The Nantes Master did not have notable talents and yet he was not unskilled. His works possess charm and grace, and offer visual pleasure. While it is unlikely that his identity will be uncovered soon, still, there is the hope that some day his name will emerge.

 

NOTES

1. For a full account of the paintings’ history and bibliography see Claire Gerin-Pierre, Musée des Beaux-Arts de Nantes, catalogue des peintres françaises, XVIe – XVIIIe siècle (Paris and Nantes: 2005), 146-47, cat. 154-55.

2. Sale, Paris, Nov. 24ff, 1783, lot 69. They were measured at 2 pieds by 2 pieds, 6 pouces (i.e., 61 x 76.2 cm), which is slightly smaller than their actual dimensions. However, as often in the seventeenth and eighteenth centuries, they may have been measured while in their frames.

3. Louis Gonse, Les Chefs-d’oeuvre des Musées de France, 2 vols. (Paris: 1900-04), 1: 244-45.

4. Marcel Nicolle and Émile Dacier, Musée municipal des Beaux-Arts, Catalogue (Nantes: 1913), cat. 636.

5. Marcel Nicolle, Le Musée de Nantes, Peintures (Paris: 1919), 12.

6. Idem, “Watteau dans les musées de province,” Revue de l’art ancien et moderne, 40 (July-Aug. 1921), 134.
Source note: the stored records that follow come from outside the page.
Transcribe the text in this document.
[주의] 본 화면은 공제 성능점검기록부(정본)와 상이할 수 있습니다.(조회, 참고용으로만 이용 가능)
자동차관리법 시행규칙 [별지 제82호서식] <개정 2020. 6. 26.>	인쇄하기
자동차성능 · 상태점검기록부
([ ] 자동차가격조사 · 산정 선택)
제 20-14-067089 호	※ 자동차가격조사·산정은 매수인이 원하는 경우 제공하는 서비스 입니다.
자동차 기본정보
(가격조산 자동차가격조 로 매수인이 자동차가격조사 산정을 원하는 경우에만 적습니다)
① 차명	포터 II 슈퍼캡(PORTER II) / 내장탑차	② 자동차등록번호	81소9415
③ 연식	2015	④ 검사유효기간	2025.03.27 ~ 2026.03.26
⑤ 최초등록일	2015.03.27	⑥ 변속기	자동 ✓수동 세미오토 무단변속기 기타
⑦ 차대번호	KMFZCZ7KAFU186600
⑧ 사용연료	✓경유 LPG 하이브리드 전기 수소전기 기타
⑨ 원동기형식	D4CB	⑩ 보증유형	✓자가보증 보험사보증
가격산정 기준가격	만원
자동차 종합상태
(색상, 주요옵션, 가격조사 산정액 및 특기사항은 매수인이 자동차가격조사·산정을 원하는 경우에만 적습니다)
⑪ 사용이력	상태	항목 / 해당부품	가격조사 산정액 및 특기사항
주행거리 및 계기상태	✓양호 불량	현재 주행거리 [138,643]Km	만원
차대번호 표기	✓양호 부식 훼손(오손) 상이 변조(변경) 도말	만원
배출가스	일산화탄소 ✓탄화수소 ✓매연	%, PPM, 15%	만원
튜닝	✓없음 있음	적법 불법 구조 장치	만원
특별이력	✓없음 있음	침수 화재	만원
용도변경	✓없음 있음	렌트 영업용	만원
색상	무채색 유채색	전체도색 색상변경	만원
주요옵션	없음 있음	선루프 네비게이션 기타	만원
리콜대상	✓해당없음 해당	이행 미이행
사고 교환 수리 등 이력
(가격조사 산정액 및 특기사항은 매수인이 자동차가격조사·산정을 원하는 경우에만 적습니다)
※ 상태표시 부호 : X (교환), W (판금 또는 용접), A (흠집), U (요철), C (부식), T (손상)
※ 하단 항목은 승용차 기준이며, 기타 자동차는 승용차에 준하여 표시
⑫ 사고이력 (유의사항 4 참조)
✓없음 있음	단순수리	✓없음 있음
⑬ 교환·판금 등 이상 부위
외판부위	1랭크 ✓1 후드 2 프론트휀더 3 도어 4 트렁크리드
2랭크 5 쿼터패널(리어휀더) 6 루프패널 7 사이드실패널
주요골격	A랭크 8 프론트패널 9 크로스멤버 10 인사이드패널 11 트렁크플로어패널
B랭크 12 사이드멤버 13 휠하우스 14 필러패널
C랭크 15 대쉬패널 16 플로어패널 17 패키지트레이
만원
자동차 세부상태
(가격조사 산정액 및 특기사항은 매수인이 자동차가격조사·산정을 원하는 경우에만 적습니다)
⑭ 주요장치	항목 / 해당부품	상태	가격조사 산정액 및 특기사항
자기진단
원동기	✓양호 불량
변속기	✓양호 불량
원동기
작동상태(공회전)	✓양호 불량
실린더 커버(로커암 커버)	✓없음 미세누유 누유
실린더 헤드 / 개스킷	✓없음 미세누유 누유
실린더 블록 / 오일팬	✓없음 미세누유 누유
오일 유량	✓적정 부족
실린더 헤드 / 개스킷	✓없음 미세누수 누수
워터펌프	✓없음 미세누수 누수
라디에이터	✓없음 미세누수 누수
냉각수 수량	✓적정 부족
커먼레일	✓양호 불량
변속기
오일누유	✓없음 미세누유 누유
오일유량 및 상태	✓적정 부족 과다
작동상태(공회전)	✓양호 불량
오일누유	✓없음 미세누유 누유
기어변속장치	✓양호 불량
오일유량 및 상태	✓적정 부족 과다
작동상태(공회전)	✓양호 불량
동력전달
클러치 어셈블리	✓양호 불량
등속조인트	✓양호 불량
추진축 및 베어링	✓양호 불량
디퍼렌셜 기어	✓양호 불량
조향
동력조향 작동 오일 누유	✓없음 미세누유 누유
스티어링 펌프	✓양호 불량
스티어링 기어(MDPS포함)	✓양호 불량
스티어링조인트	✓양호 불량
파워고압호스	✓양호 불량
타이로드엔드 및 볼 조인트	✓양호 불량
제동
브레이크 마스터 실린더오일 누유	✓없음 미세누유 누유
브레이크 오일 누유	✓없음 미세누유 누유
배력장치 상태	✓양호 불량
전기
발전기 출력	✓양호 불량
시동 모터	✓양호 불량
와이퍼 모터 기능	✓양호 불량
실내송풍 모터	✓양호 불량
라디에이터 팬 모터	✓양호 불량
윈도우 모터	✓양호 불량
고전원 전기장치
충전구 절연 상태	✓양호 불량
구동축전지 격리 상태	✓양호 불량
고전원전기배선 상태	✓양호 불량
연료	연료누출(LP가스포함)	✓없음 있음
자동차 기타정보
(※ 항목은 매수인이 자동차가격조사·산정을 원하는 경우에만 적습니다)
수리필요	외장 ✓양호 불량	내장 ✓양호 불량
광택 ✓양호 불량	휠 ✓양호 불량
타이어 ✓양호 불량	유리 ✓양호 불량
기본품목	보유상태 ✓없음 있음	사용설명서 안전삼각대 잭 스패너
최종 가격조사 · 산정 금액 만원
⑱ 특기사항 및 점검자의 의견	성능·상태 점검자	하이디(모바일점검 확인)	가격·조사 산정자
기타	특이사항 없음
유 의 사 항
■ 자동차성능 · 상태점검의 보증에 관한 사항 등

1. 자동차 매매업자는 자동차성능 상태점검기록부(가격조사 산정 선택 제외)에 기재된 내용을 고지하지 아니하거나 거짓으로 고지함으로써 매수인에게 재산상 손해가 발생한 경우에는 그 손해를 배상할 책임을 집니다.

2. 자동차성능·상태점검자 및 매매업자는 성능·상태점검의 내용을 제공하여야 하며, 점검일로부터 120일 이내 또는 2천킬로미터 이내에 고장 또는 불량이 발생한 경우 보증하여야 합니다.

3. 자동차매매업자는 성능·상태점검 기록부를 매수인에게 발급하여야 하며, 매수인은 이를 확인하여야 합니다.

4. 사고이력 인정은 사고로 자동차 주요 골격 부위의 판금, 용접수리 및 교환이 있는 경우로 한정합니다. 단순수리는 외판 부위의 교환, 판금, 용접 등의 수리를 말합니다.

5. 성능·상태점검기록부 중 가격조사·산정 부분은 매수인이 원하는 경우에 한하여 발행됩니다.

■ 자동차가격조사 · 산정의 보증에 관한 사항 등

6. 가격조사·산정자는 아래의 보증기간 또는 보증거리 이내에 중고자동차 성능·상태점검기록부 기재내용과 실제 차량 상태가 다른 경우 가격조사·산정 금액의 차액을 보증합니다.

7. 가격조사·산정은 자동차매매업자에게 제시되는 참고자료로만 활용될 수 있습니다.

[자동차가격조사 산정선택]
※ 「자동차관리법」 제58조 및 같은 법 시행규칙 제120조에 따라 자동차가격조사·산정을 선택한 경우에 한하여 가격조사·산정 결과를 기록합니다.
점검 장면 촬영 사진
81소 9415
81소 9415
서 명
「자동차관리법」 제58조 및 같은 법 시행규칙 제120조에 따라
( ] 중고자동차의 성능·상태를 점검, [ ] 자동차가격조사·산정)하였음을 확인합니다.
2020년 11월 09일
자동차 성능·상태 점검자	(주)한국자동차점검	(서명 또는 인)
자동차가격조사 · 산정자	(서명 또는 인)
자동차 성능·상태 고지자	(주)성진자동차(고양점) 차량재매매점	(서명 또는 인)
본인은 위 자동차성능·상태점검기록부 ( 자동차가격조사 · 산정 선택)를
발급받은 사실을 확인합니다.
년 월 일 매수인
7. La Vie parisienne, exh. cat. (Paris: Musée Carnavalet, 1928), cat. 68; Luc Benoist, Nantes, Musée des Beaux-Arts, catalogue et guide (Nantes: 1953), cat. 635-36.

8. George Wildenstein, Lancret (Paris: 1919), cat. 337-38.

9. Chateau de Villersexel, collection of the marquis de Gramont; sold Paris, Hôtel Drouot, May 25-26, 1932, lot 86; M. J. Lantz; Paris, Galerie Pardo, Catalogue, 1980, IX; sale, Paris, Hôtel Drouot, Dec. 13, 2010, lot 32.

10. See Héritage de France, French Painting 1610-1760, exh. cat. (Montreal: Museum of Fine Arts et al.: 1961), cat. 57. See also Florence Ingersoll-Smouse, Pater (Paris: 1928), cat. 307-10.

11. The painting appeared under Octavien’s name in at least two sales: Paris, Hôtel Drouot, coll. of Monsieur X, Jan. 30, 1933, lot. 16; Paris, Palais Galliera, coll. M. Luzarches d’Azay and others, Dec. 6-7, 1962, lot 9.

12. Paris, Hôtel Drouot (R. de Nicolay), June 17, 1982, lot 18. A photo of this painting in the files of the Service de documentation, Musée du Louvre, gives larger measurements (112.5 x 133 cm) and lists the painting as being in the collection of Saïd Fouard, Switzerland.